Artykuły

Anarchia solą życia

- Jeśli aktor kontynuuje drogę wybrukowaną kanonami, prędzej czy później zacznie obumierać. Każdy wykorzystuje zdobytą wiedzę i doświadczenia, ale w pewnym momencie może się okazać, że jego sposób myślenia jest błędny. Trzeba być otwartym na zmiany - rozmowa z JANEM PESZKIEM.

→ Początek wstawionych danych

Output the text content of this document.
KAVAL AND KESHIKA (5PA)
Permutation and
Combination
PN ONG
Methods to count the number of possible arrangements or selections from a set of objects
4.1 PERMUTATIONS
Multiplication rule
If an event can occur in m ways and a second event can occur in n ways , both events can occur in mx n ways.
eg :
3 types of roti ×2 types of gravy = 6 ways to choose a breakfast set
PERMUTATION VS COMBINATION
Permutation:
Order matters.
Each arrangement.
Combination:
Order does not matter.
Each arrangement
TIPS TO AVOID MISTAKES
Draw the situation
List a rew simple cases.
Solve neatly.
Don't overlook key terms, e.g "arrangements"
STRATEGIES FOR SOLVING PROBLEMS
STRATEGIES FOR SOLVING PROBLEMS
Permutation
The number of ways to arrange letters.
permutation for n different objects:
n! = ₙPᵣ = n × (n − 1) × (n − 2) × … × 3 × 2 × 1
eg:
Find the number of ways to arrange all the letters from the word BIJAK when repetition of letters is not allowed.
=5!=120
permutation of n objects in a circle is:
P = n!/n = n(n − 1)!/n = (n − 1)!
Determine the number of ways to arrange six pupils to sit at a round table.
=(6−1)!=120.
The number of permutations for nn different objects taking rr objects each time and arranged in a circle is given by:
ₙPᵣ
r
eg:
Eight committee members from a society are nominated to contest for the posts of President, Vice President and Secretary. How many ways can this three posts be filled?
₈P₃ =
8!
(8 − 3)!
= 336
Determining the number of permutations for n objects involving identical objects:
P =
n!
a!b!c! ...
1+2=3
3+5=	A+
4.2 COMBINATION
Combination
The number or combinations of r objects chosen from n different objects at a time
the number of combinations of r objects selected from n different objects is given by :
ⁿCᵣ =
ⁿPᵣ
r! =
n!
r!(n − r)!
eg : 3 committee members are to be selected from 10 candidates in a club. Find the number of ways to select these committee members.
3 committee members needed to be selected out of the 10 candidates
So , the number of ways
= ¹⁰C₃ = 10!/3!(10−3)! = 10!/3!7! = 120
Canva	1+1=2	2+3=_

Aktor zasiadł w jury XXIX Konfrontacji Teatrów Młodzieżowych w Centrum Kultury Młodych, na które zjechało kilkanaście teatrów amatorskich z całej polski. Zaprezentował monodram "Scenariusz dla nieistniejącego, lecz możliwego aktora instrumentalnego" Bogusława Schaeffera. - Ten tekst jest moim manifestem twórczym - podkreśla.

***

Rozmowa z Janem Peszkiem

Dominika Kawczyńska: Anarchia jest sztuce potrzebna?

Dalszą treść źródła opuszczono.